NBA: East vs West, Who's Better, Who's Best
The Western Conference teams and numerous slightly biased (or band wagon jumping) sports commentators have long proclaimed that the Western Conference playoff teams are, on average, far superior to their Eastern Conference counterparts.
They point to the wealth of NBA Championships won by the Lakers and the Spurs, the 50+ wins required to merely enter the Western Conference playoffs and then sneer at the under .500 clubs from the East that get in every season.
So is that it, the argument is over, the West is the Best, let it Rest? Of course not!

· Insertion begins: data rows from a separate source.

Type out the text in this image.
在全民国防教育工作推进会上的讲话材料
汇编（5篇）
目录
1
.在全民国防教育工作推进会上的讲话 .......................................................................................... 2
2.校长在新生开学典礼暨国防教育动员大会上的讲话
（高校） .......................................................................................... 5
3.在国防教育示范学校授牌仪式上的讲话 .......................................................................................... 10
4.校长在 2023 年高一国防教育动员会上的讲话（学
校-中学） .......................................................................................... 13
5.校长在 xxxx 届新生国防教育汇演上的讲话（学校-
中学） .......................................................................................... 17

The West may win it all, on occasion, and at a rate that seems reasonable given a team from each conference makes the NBA finals every year. But for the past six seasons, the East and West have alternated winning. Prior to that the streaks were longer but they still alternated.
Starting in 2003-04, the winners were: Pistons, Spurs, Heat, Spurs, Celtics, and Lakers. Starting back in 1988 it was Pistons twice, then Bulls thrice, followed by Rockets twice, then Bulls thrice again, followed by Spurs, Lakers thrice, and Spurs. In the past 21 years, it’s been East 11 wins, West 10 wins. It couldn’t be more even!
So, this still doesn’t address that it’s much tougher to get into the Western Conference playoffs, at least recently. But are those Western Conference win totals really that much better than the East’s.
In the West, Phoenix just missed the 2009 playoffs with a 46 & 36 record compared to the ninth place Pacers who finished at 36 & 46.
Jason Fleming (Hoopsworld, Aug. 11, 2009), “It's always fun to debate which of the two conferences is stronger than the other. Last season the Eastern Conference won the majority of the inter-conference games, but the Western Conference boasted more .500+ teams (because they could feast on more bottom feeders).”
In 2009, the East won the inter-conference battle and the West won the championship. But in 2008, the West won the most inter-conference games and the East won the title.
And the bottom feeders (“the dregs”) of the Western Conference, well in 2009 the 6 worst teams in the West won 50 fewer games than the six worst teams in the East. In the East only one team failed to win at least 30 games, while in the West all six of the dregs failed to crack the 30 win plateau.
It must be nice to know in the West that you’re got 24 games each season against really weak opposition. While in the East almost every team you face has a chance to beat you.
Another way to look at the dregs in the West vs. the “non-playoff contending” teams in the East is that the Western dregs only averaged 14 inter-conference wins compared to 19 inter-conference wins for their Eastern counterparts. The Western dregs on average were only good enough to beat themselves, providing their playoff bound partners an easy four-game sweep.
In the East, the non-playoff contenders were on average managing a 1-3 split, the resulting difference being six extra wins for each Western Conference team challenging for a playoff spot!
For 2009, all this analysis really can conclude is the best in the East had better seasons compared to the best in the West than their win totals would indicate and the weaker playoff teams in the West are still better than the weaker playoff teams in the East, even taking into account the Western dregs they had to feed on.
Theoretically knocking six "extra" wins off of Phoenix's win total would still put them at 40 & 42, still remaining just ahead of those Pacers stuck at 36 & 46.
Strangely in 2008, the West’s non-contenders and the East’s non-contenders almost had the same number of wins. But the weaker Eastern clubs played their own conference as tough as in 2009. And the West’s non-contenders played almost as bad against their own conference as their weaker non-contenders did the next year.
For some reason, the bottom feeders in the West just want to help boost those win totals for the Western clubs heading to the playoffs!
All in all, it looks like the Eastern and Western Conferences are not as unequal as they might first appear. And why should anyone be surprised by that?